On Saturday, Trump signed an executive order on evictions that the White House said would address the situation. In the action, the president vowed to defer payroll taxes, waive student loan payments and secure unemployment benefits, albeit at a lower rate of $400 a week. The order also pledged to help renters facing eviction, although all of the measures were provisional on other actions or studies, and sowed confusion and controversy about certainty and timescale.

“I’m protecting people from eviction,” Trump said on Saturday. “You’ve been hearing a lot about eviction, and the Democrats don’t want to do anything having to do with protecting people from eviction.”

However, the order doesn’t actually extend the moratorium on evictions, nor provide any rental assistance to those unable to pay. Instead, it orders federal agencies, such as the US Department of Housing and Urban Development, to look at options for protecting renters. Housing advocates attacked the order as a toothless gesture.
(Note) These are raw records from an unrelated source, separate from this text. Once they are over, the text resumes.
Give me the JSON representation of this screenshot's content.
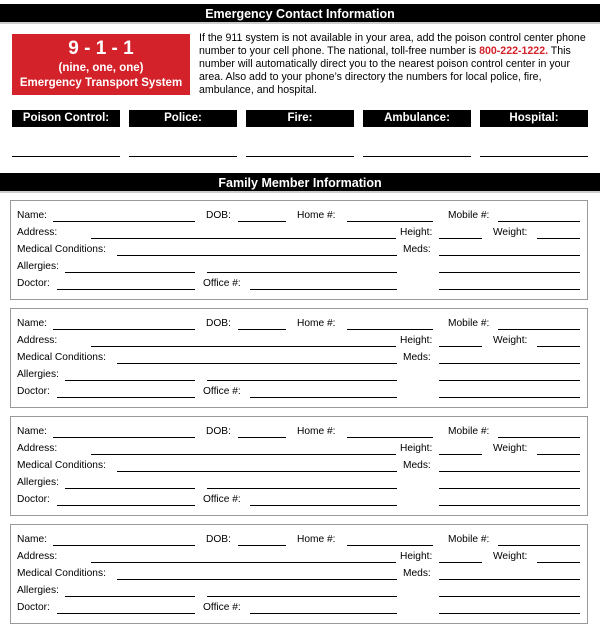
{
  "emergency": {
    "title": "Emergency Contact Information",
    "box": {
      "number": "9 - 1 - 1",
      "spoken": "(nine, one, one)",
      "system": "Emergency Transport System"
    },
    "intro_before": "If the 911 system is not available in your area, add the poison control center phone number to your cell phone. The national, toll-free number is ",
    "phone": "800-222-1222.",
    "intro_after": " This number will automatically direct you to the nearest poison control center in your area. Also add to your phone’s directory the numbers for local police, fire, ambulance, and hospital.",
    "contacts": [
      "Poison Control:",
      "Police:",
      "Fire:",
      "Ambulance:",
      "Hospital:"
    ],
    "accent": "#d4222b"
  },
  "family": {
    "title": "Family Member Information",
    "labels": {
      "name": "Name:",
      "dob": "DOB:",
      "home": "Home #:",
      "mobile": "Mobile #:",
      "address": "Address:",
      "height": "Height:",
      "weight": "Weight:",
      "medical": "Medical Conditions:",
      "meds": "Meds:",
      "allergies": "Allergies:",
      "doctor": "Doctor:",
      "office": "Office #:"
    },
    "card_count": 4
  }
}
“The president alluded to ‘stopping evictions’, but the executive order fails to provide any meaningful relief to the millions of renters who are at risk of losing their homes,” Yentel said. “President Trump failed even to use his existing authority to reinstate the limited federal eviction moratorium that expired on July 24, which covered 30% of renters nationwide.”

Deferring evictions is only one part of the action required, advocates argue. Even though many landlords have been barred from removing renters unable to pay until now, the owed amount of rent has continued to accumulate, meaning that tenants will face a huge bill once protections are lifted. About half of landlords are small, family-run operations, meaning that they, along with renters, may require substantial financial assistance to avoid ruin.